Don’t get me wrong: I am so grateful that the gap between military families and civilian families seems to be getting smaller. We have come a long way. Yet, there are still many Americans who have little to no understanding of the effect that military service can have on not only the service member, but the entire family.
So, when someone who has not had any personal experience with military life offers up a sincere thank you…I appreciate it on so many levels.
I always feel the need to somehow explain that I don’t consider what I, as a military spouse, “do” to be a sacrifice. In that brief interaction, I feel like I need to explain that my husband is the one who made the brave decision to go talk to a recruiter, take the oath, sign the contract, step onto those yellow footprints, train his body and mind for war and then leave all the comforts of home to defend our nation on foreign soil.

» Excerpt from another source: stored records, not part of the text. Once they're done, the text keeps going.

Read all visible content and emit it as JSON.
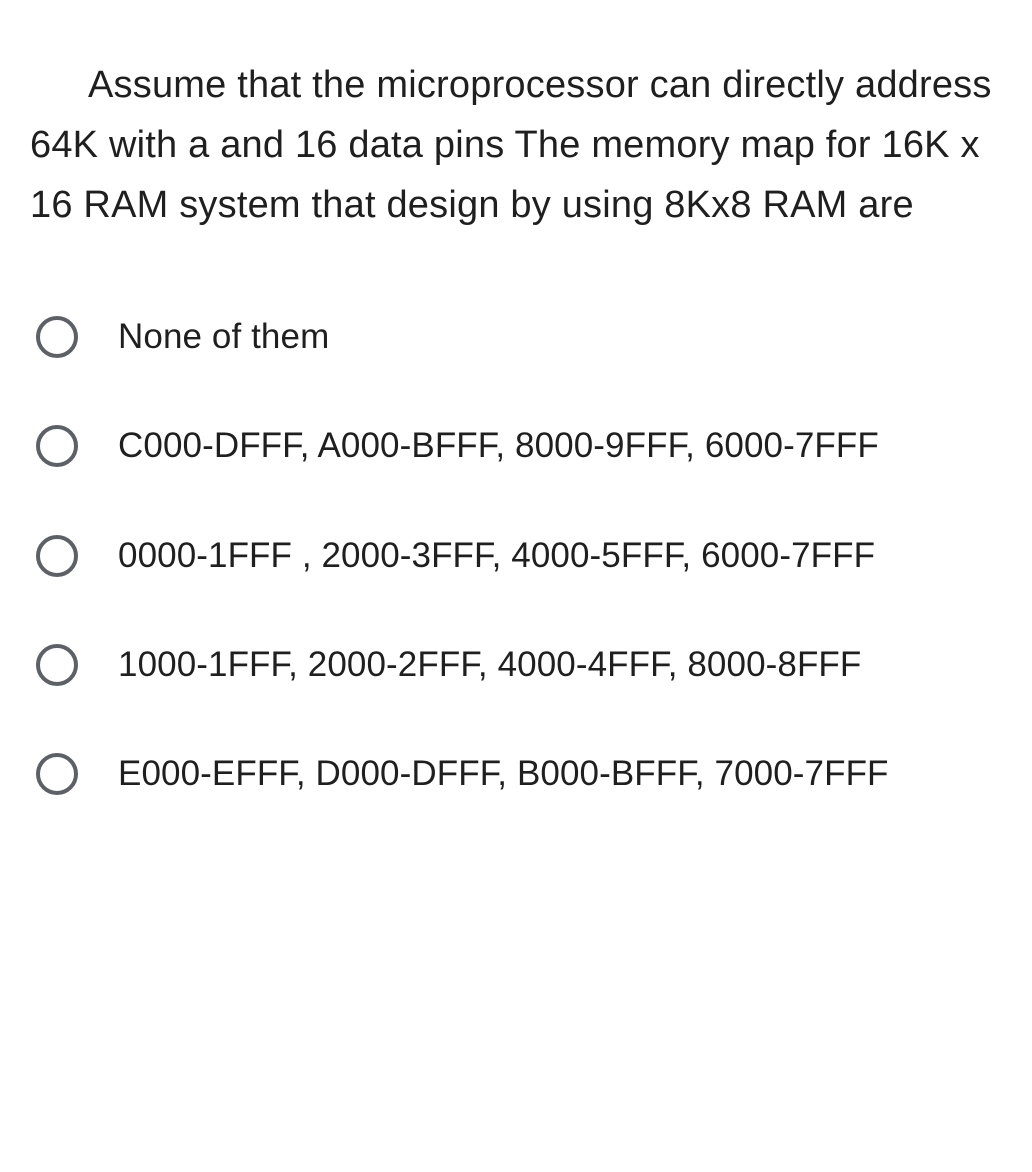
{
  "question": {
    "text": "Assume that the microprocessor can directly address 64K with a and 16 data pins The memory map for 16K x 16 RAM system that design by using 8Kx8 RAM are"
  },
  "options": [
    {
      "label": "None of them"
    },
    {
      "label": "C000-DFFF, A000-BFFF, 8000-9FFF, 6000-7FFF"
    },
    {
      "label": "0000-1FFF , 2000-3FFF, 4000-5FFF, 6000-7FFF"
    },
    {
      "label": "1000-1FFF, 2000-2FFF, 4000-4FFF, 8000-8FFF"
    },
    {
      "label": "E000-EFFF, D000-DFFF, B000-BFFF, 7000-7FFF"
    }
  ]
}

Somehow I want to get the point across that me just happening to be in the same bar as this young Marine one night, dating him, falling in love, saying “I Do”, and agreeing to support the career choice of the man I love in no way compares to anything he has done in service to our country.

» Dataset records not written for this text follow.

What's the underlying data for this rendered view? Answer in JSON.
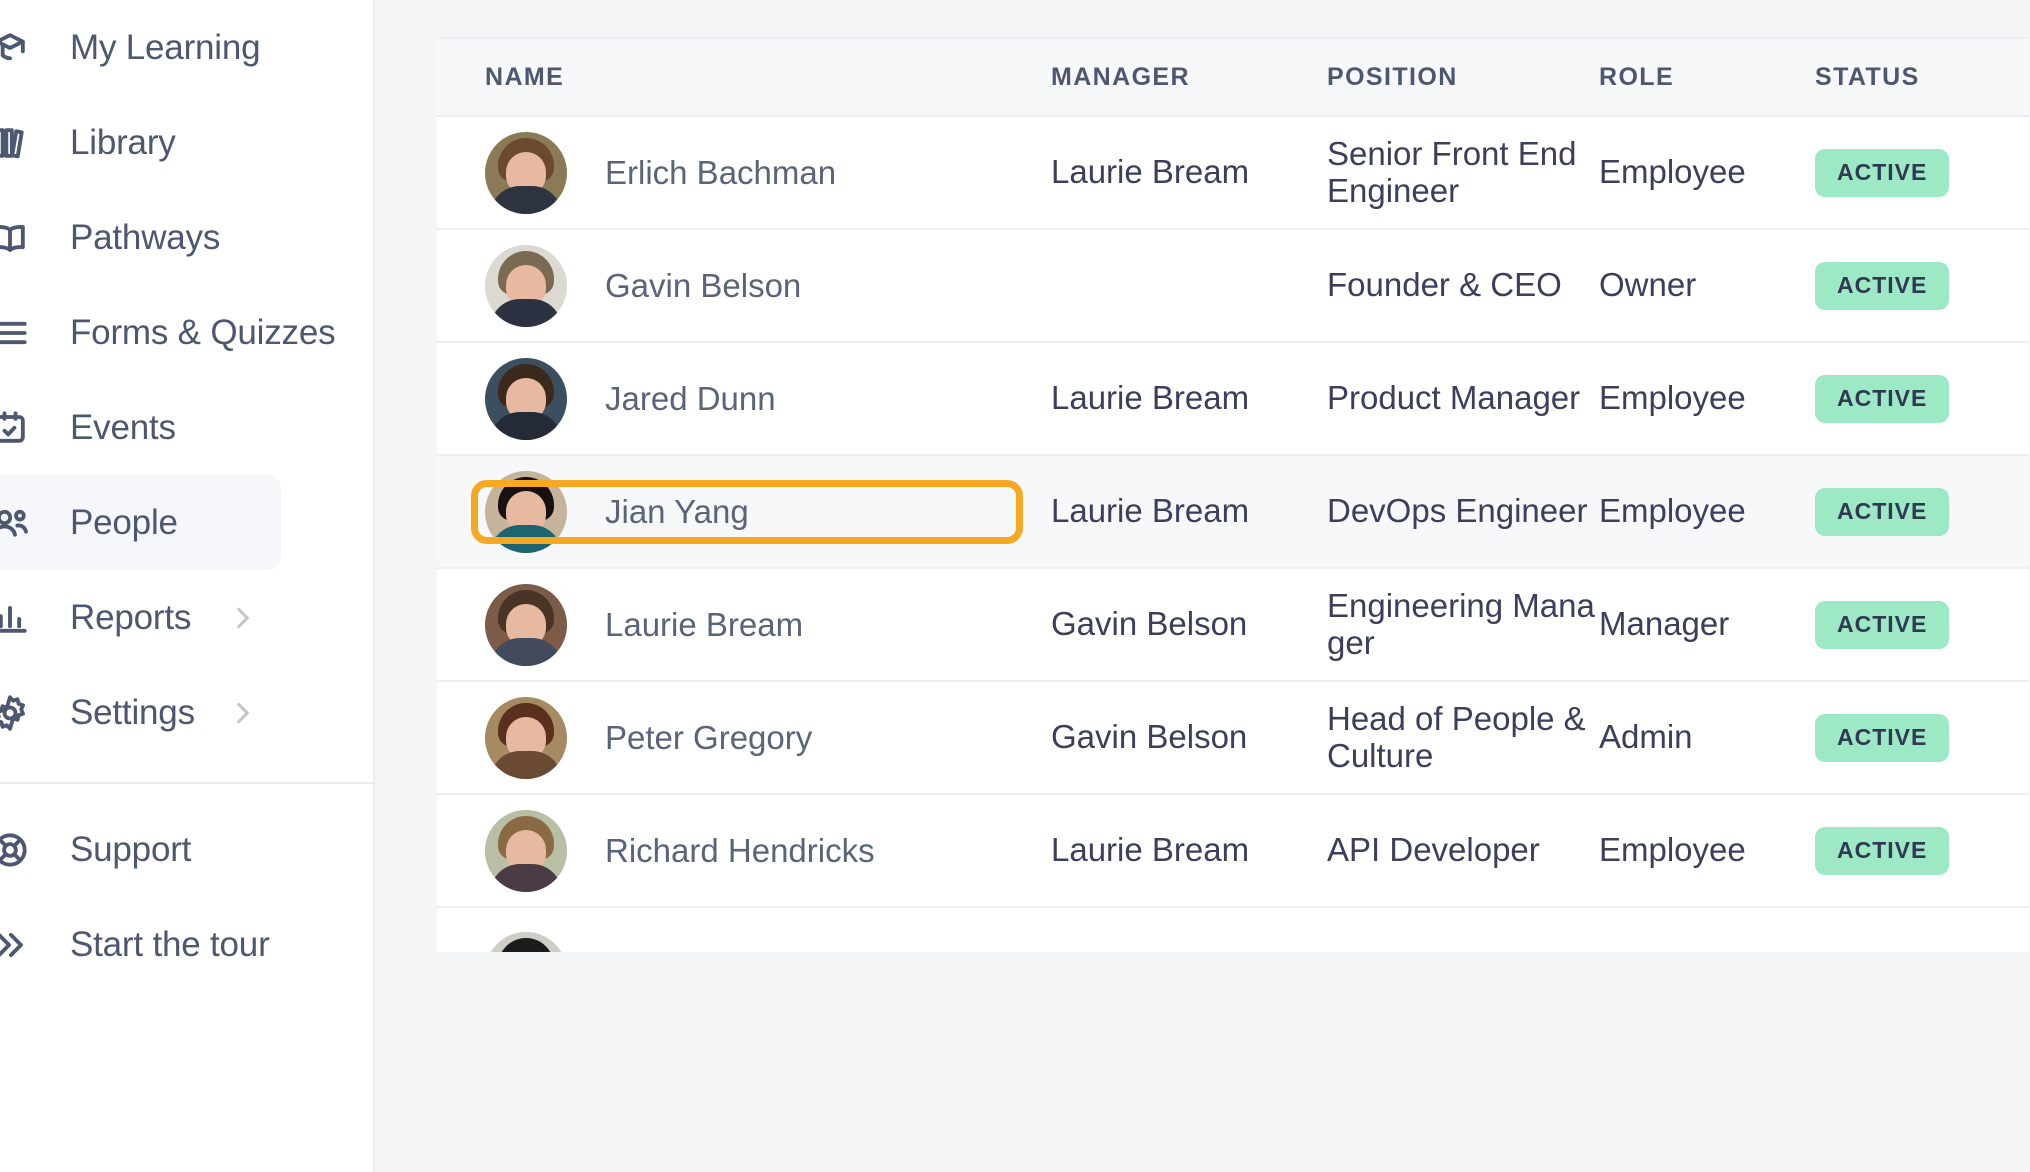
{
  "sidebar": {
    "items": [
      {
        "label": "My Learning",
        "icon": "learning-icon",
        "active": false,
        "chevron": false
      },
      {
        "label": "Library",
        "icon": "library-icon",
        "active": false,
        "chevron": false
      },
      {
        "label": "Pathways",
        "icon": "pathways-icon",
        "active": false,
        "chevron": false
      },
      {
        "label": "Forms & Quizzes",
        "icon": "forms-icon",
        "active": false,
        "chevron": false
      },
      {
        "label": "Events",
        "icon": "events-icon",
        "active": false,
        "chevron": false
      },
      {
        "label": "People",
        "icon": "people-icon",
        "active": true,
        "chevron": false
      },
      {
        "label": "Reports",
        "icon": "reports-icon",
        "active": false,
        "chevron": true
      },
      {
        "label": "Settings",
        "icon": "settings-icon",
        "active": false,
        "chevron": true
      }
    ],
    "footer_items": [
      {
        "label": "Support",
        "icon": "support-icon",
        "active": false,
        "chevron": false
      },
      {
        "label": "Start the tour",
        "icon": "tour-icon",
        "active": false,
        "chevron": false
      }
    ]
  },
  "table": {
    "columns": [
      {
        "key": "name",
        "label": "NAME"
      },
      {
        "key": "manager",
        "label": "MANAGER"
      },
      {
        "key": "position",
        "label": "POSITION"
      },
      {
        "key": "role",
        "label": "ROLE"
      },
      {
        "key": "status",
        "label": "STATUS"
      }
    ],
    "rows": [
      {
        "name": "Erlich Bachman",
        "manager": "Laurie Bream",
        "position": "Senior Front End Engineer",
        "role": "Employee",
        "status": "ACTIVE",
        "selected": false,
        "avatar": {
          "hair": "#6b4a2f",
          "bg": "#8a7a55",
          "body": "#2e3340"
        }
      },
      {
        "name": "Gavin Belson",
        "manager": "",
        "position": "Founder & CEO",
        "role": "Owner",
        "status": "ACTIVE",
        "selected": false,
        "avatar": {
          "hair": "#7a6a52",
          "bg": "#dcd9d2",
          "body": "#2c3242"
        }
      },
      {
        "name": "Jared Dunn",
        "manager": "Laurie Bream",
        "position": "Product Manager",
        "role": "Employee",
        "status": "ACTIVE",
        "selected": false,
        "avatar": {
          "hair": "#3b2a1c",
          "bg": "#3c4f5e",
          "body": "#242a36"
        }
      },
      {
        "name": "Jian Yang",
        "manager": "Laurie Bream",
        "position": "DevOps Engineer",
        "role": "Employee",
        "status": "ACTIVE",
        "selected": true,
        "avatar": {
          "hair": "#17120f",
          "bg": "#c6b39c",
          "body": "#1c6470"
        }
      },
      {
        "name": "Laurie Bream",
        "manager": "Gavin Belson",
        "position": "Engineering Manager",
        "role": "Manager",
        "status": "ACTIVE",
        "selected": false,
        "avatar": {
          "hair": "#4a3426",
          "bg": "#7d5b49",
          "body": "#424a5c"
        }
      },
      {
        "name": "Peter Gregory",
        "manager": "Gavin Belson",
        "position": "Head of People & Culture",
        "role": "Admin",
        "status": "ACTIVE",
        "selected": false,
        "avatar": {
          "hair": "#5a2f1e",
          "bg": "#a58a62",
          "body": "#6b4a33"
        }
      },
      {
        "name": "Richard Hendricks",
        "manager": "Laurie Bream",
        "position": "API Developer",
        "role": "Employee",
        "status": "ACTIVE",
        "selected": false,
        "avatar": {
          "hair": "#8a6a42",
          "bg": "#b8bfa4",
          "body": "#4b3b46"
        }
      }
    ],
    "partial_row": {
      "avatar": {
        "hair": "#1b1b1b",
        "bg": "#d0cdc6",
        "body": "#2b2b2b"
      }
    }
  },
  "colors": {
    "selection_outline": "#f6a821",
    "badge_bg": "#9de8c5",
    "badge_text": "#2f3a52",
    "nav_text": "#4d5770",
    "name_link": "#5a6478",
    "cell_text": "#3b3f5c",
    "page_bg": "#f4f5f7",
    "header_bg": "#f7f8fa"
  }
}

Part of me wants to explain that while, yes, we move a good bit, and I hold down the home front while he is gone, and that perhaps my life would be vastly different if he has chosen any other career path on the planet, I wouldn’t change a thing.

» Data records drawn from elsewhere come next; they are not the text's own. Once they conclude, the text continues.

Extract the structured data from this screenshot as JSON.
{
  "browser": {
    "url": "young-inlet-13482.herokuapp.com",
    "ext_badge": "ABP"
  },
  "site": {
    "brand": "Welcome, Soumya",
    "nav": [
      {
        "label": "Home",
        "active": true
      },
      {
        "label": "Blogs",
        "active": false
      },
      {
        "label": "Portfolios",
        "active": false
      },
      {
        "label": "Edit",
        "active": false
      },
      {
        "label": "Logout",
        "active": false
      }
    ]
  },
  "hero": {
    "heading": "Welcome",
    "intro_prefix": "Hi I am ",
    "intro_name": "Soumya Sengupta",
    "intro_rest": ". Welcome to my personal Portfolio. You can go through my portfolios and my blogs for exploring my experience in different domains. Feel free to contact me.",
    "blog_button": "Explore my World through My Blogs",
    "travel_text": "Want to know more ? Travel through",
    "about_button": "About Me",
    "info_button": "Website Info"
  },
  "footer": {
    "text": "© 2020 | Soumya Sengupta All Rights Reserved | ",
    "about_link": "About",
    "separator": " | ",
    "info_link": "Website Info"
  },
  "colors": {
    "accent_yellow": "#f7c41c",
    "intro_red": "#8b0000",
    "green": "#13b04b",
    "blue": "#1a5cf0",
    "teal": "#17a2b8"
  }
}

I want to tell them that yes, it has been hard, but life is sometimes hard, and mine is no exception. That what I “do” is not really that special and you certainly shouldn’t call it “sacrifice.”
Or should we?
Certainly, if we look up the technical definition of sacrifice, well then, yes…I suppose the term might be correct. As a military spouse, I have “sacrificed” several things, I suppose. Every day I see the struggles of many in our community as they try and carve out a career as a military spouse, meaningful relationships with extended family, a thriving marriage with their spouse…despite the added challenges that military life throws at them.
So many spouses give up things that they might not do otherwise because they are married to a member of the military. Yes, they choose to do so, but they are still giving these things up in order to support their service member. Giving up things…that means sacrifice, even if we don’t use that word, right?